I have two analogies for the ego, pick whichever makes more sense to you.

  • Your ego is the en-masse collection of performers of an orchestra.
  • The instruments are the physical body of an individual.
  • Your ‘soul’ is the conductor/composer who writes the music.
  • The sheet music is the instructions that the conductor/composer has given the ego to perform at the appropriate time and tempo.

OR

  • The ego is the operating system of the computer,
  • The computer hardware is the body of the individual
  • the software (programs, apps) are the instructions that the programmer, (your soul), has given the ego to execute when certain conditions are met.

The true essence of the individual, the awareness beyond the ego, the one that receives these words, that one is either the composer/conductor or the programmer in my analogies.

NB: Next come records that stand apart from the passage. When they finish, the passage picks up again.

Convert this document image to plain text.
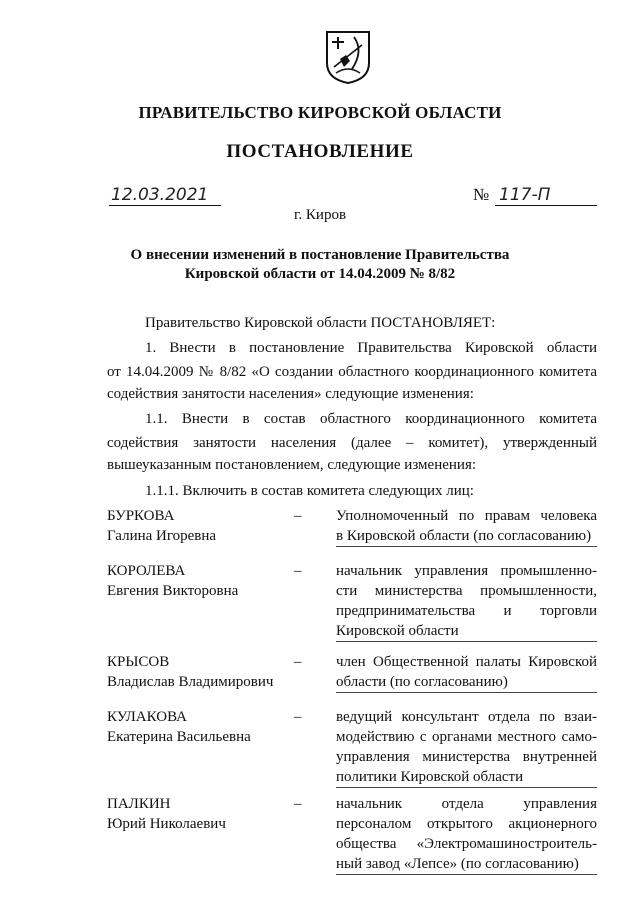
ПРАВИТЕЛЬСТВО КИРОВСКОЙ ОБЛАСТИ
ПОСТАНОВЛЕНИЕ
12.03.2021	№ 117-П
г. Киров
О внесении изменений в постановление Правительства
Кировской области от 14.04.2009 № 8/82
Правительство Кировской области ПОСТАНОВЛЯЕТ:
1. Внести в постановление Правительства Кировской области
от 14.04.2009 № 8/82 «О создании областного координационного комитета
содействия занятости населения» следующие изменения:
1.1. Внести в состав областного координационного комитета
содействия занятости населения (далее – комитет), утвержденный
вышеуказанным постановлением, следующие изменения:
1.1.1. Включить в состав комитета следующих лиц:
БУРКОВА
Галина Игоревна
– Уполномоченный по правам человека
в Кировской области (по согласованию)
КОРОЛЕВА
Евгения Викторовна
– начальник управления промышленно-
сти министерства промышленности,
предпринимательства и торговли
Кировской области
КРЫСОВ
Владислав Владимирович
– член Общественной палаты Кировской
области (по согласованию)
КУЛАКОВА
Екатерина Васильевна
– ведущий консультант отдела по взаи-
модействию с органами местного само-
управления министерства внутренней
политики Кировской области
ПАЛКИН
Юрий Николаевич
– начальник отдела управления
персоналом открытого акционерного
общества «Электромашиностроитель-
ный завод «Лепсе» (по согласованию)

So many people villianize their ego. They come to regard it as an enemy they are the victim of. They don’t realize that in failing to truly own full responsibility for our ego, we are simply adding to the mass of conflicting instructions we offer it. This is further complicated by the fact that the ego adds to its own programming based on what we’ve told it to do in the past.

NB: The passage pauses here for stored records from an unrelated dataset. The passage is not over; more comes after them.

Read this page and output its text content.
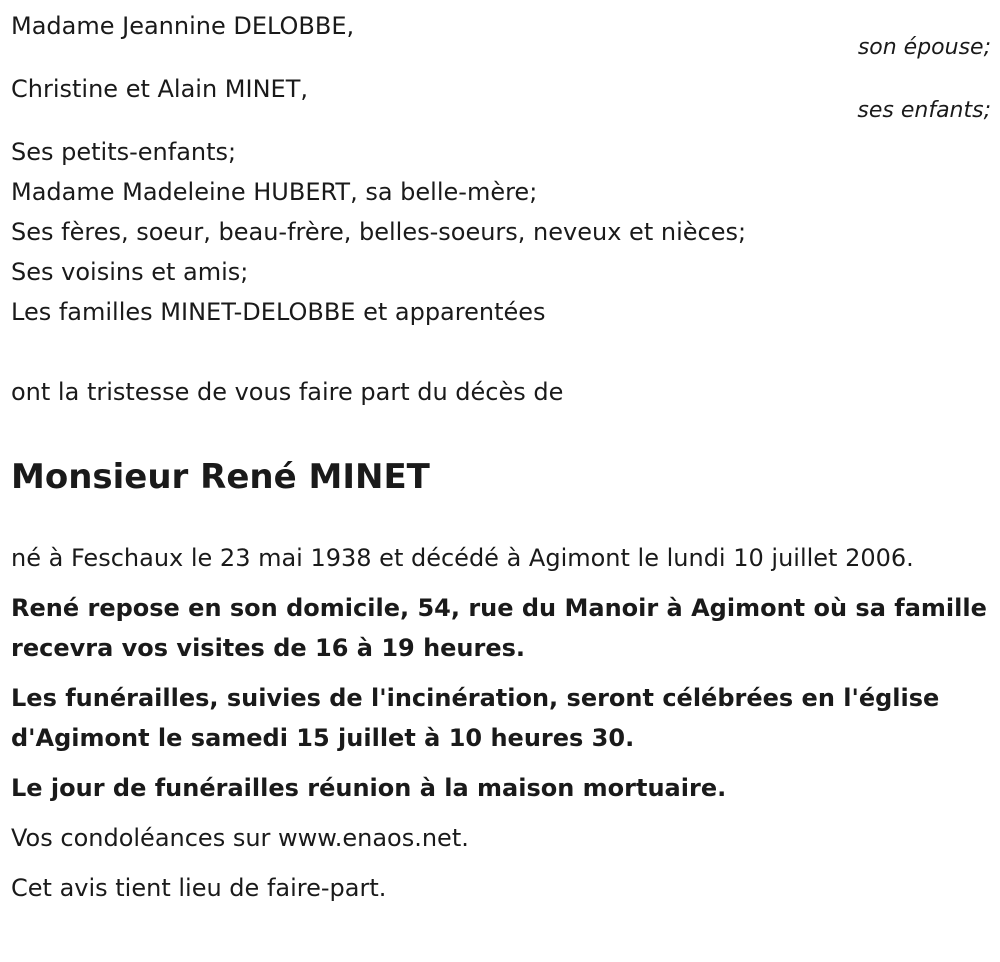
Madame Jeannine DELOBBE,
son épouse;
Christine et Alain MINET,
ses enfants;
Ses petits-enfants;
Madame Madeleine HUBERT, sa belle-mère;
Ses fères, soeur, beau-frère, belles-soeurs, neveux et nièces;
Ses voisins et amis;
Les familles MINET-DELOBBE et apparentées
ont la tristesse de vous faire part du décès de
Monsieur René MINET

né à Feschaux le 23 mai 1938 et décédé à Agimont le lundi 10 juillet 2006.

René repose en son domicile, 54, rue du Manoir à Agimont où sa famille recevra vos visites de 16 à 19 heures.

Les funérailles, suivies de l'incinération, seront célébrées en l'église d'Agimont le samedi 15 juillet à 10 heures 30.

Le jour de funérailles réunion à la maison mortuaire.

Vos condoléances sur www.enaos.net.

Cet avis tient lieu de faire-part.
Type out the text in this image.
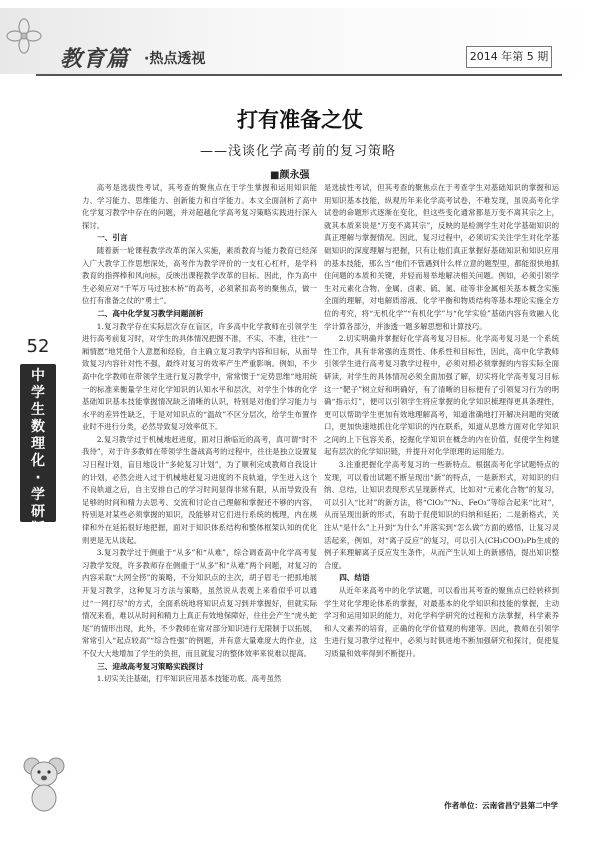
教育篇 ·热点透视	2014 年第 5 期
52
中
学
生
数
理
化
·
学
研
版
打有准备之仗
——浅谈化学高考前的复习策略
■颜永强

高考是选拔性考试，其考查的聚焦点在于学生掌握和运用知识能力、学习能力、思维能力、创新能力和自学能力。本文全面剖析了高中化学复习教学中存在的问题，并对超越化学高考复习策略实践进行深入探讨。

一、引言

随着新一轮课程教学改革的深入实施，素质教育与能力教育已经深入广大教学工作思想深处，高考作为教学评价的一支杠心杠杆，是学科教育的指挥棒和风向标，反映出课程教学改革的目标。因此，作为高中生必须应对“千军万马过独木桥”的高考，必须紧扣高考的聚焦点，做一位打有准备之仗的“勇士”。

二、高中化学复习教学问题剖析

1.复习教学存在实际层次存在盲区，许多高中化学教师在引领学生进行高考前复习时，对学生的具体情况把握不准，不实、不准，往往“一厢情愿”地凭借个人意愿和经验，自主确立复习教学内容和目标，从而导致复习内容针对性不强，最终对复习的效率产生严重影响。例如，不少高中化学教师在带领学生进行复习教学中，常常惯于“定势思维”地用统一的标准来衡量学生对化学知识的认知水平和层次，对学生个体的化学基础知识基本技能掌握情况缺乏清晰的认识，特别是对他们学习能力与水平的差异性缺乏，于是对知识点的“温故”不区分层次，给学生布置作业时不进行分类，必然导致复习效率低下。

2.复习教学过于机械地赶进度，面对日渐临近的高考，真可谓“时不我待”，对于许多教师在带领学生备战高考的过程中，往往是独立设置复习日程计划，盲目地设计“多轮复习计划”，为了顺利完成教师自我设计的计划，必然会进入过于机械地赶复习进度的不良轨道，学生进入这个不良轨道之后，自主安排自己的学习时间显得非常有限，从而导致没有足够的时间和精力去思考、交流和讨论自己理解和掌握还不够的内容，特别是对某些必须掌握的知识，没能够对它们进行系统的梳理，内在规律和外在延拓很好地把握，面对于知识体系结构和整体框架认知的优化则更是无从谈起。

3.复习教学过于侧重于“从多”和“从难”，综合调查高中化学高考复习教学发现，许多教师存在侧重于“从多”和“从难”两个问题，对复习的内容采取“大网全捞”的策略，不分知识点的主次，胡子眉毛一把抓地展开复习教学，这种复习方法与策略，虽然说从表观上来看似乎可以通过“一网打尽”的方式，全面系统地将知识点复习到并掌握好，但就实际情况来看，难以从时间和精力上真正有效地保障好，往往会产生“虎头蛇尾”的情形出现，此外，不少教师在常对部分知识进行无限制于以拓展，常常引入“起点较高”“综合性强”的例题，并有意大量难度大的作业，这不仅大大地增加了学生的负担，而且就复习的整体效率来说难以提高。

三、迎战高考复习策略实践探讨

1.切实关注基础，打牢知识应用基本技能功底。高考虽然

是选拔性考试，但其考查的聚焦点在于考查学生对基础知识的掌握和运用知识基本技能，纵观历年来化学高考试卷，不难发现，虽说高考化学试卷的命题形式逐渐在变化，但这些变化通常都是万变不离其宗之上，就其本质来说是“万变不离其宗”，反映的是检测学生对化学基础知识的真正理解与掌握情况。因此，复习过程中，必须切实关注学生对化学基础知识的深度理解与把握，只有让他们真正掌握好基础知识和知识应用的基本技能，那么当“他们不管遇到什么样立意的题型里，都能很快地抓住问题的本质和关键，并轻而易举地解决相关问题。例如，必须引领学生对元素化合物、金属、卤素、硫、氮、硅等非金属相关基本概念实施全面的理解，对电解质溶液、化学平衡和物质结构等基本理论实施全方位的考究，将“无机化学”“有机化学”与“化学实验”基础内容有效融入化学计算各部分，并渗透一题多解思想和计算技巧。

2.切实明确并掌握好化学高考复习目标。化学高考复习是一个系统性工作，具有非常强的连贯性、体系性和目标性，因此，高中化学教师引领学生进行高考复习教学过程中，必须对照必须掌握的内容实际全面研读，对学生的具体情况必须全面加强了解，切实将化学高考复习目标这一“靶子”树立好和明确好，有了清晰的目标便有了引领复习行为的明确“指示灯”，便可以引领学生将应掌握的化学知识梳理得更具条理性，更可以帮助学生更加有效地理解高考，知道准确地打开解决问题的突破口，更加快速地抓住化学知识的内在联系，知道从思维方面对化学知识之间的上下包容关系，挖掘化学知识在概念的内在价值，促使学生构建起有层次的化学知识链，并提升对化学原理的运用能力。

3.注重把握化学高考复习的一些新特点。根据高考化学试题特点的发现，可以看出试题不断呈现出“新”的特点，一是新形式，对知识的归纳、总结，让知识表现形式呈现新样式，比如对“元素化合物”的复习，可以引入“比对”的新方法，将“ClO₂”“N₂、FeO₃”等综合起来“比对”，从而呈现出新的形式，有助于促使知识的归纳和延拓；二是新格式，关注从“是什么”上升到“为什么”并落实到“怎么做”方面的感悟，让复习灵活起来，例如，对“离子反应”的复习，可以引入(CH₃COO)₂Pb生成的例子来理解离子反应发生条件，从而产生认知上的新感悟，提出知识整合度。

四、结语

从近年来高考中的化学试题，可以看出其考查的聚焦点已经转移到学生对化学理论体系的掌握，对最基本的化学知识和技能的掌握，主动学习和运用知识的能力，对化学科学研究的过程和方法掌握，科学素养和人文素养的培育，正确的化学价值观的构建等。因此，教师在引领学生进行复习教学过程中，必须与时俱进地不断加强研究和探讨，促使复习质量和效率得到不断提升。

作者单位：云南省昌宁县第二中学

For example, a dog bites a child and that child, while experiencing fear for survival and pain decides that dogs are bad and that they aren’t going to be around them anymore. The ego receives the child’s decision that dogs are bad. Over the years, the child avoids dogs. Perhaps by automatically moving away, (without even really thinking about it), anytime one comes near. Then, one time, the child can’t get out of the way fast enough and automatically lashes out, kicking the dog in an attempt to protect themselves. But that child has been told over and over, and has accepted the idea as part of their ego, that kicking animals is bad. So the child then feels bad for attempting to protect themselves.

The ego is more than capable of applying old logic to similar situations, so it collects experiences and decisions and connects them and stacks them upon each other until what you have is a bloody, egoic mess of conflicting ideas that are all just trying to act themselves out in every moment of the day that we are not consciously directly.

The ego is what we have programmed it to become. It is possible to clean up that programming, but it isn’t easy. I think I’m going to write a book one day on how to reprogram your ego so it becomes more useful and less intrusive in its automating behaviors.

To sum up, the ego is a substitute for relating directly to the world in this moment and it is a necessary part of a holistic body/mind/soul existence. For example, the ego offers some distance when we are unable to process everything occurring in a moment, intense emotion or trauma perhaps. It also provides us with analysis based on past experience and accumulated knowledge. The ego is the driver of a multitude of automated functions so that the individual does not need to maintain perfect awareness in every moment of everything occuring and so the mind and body do not become overwhelmed with data/experience.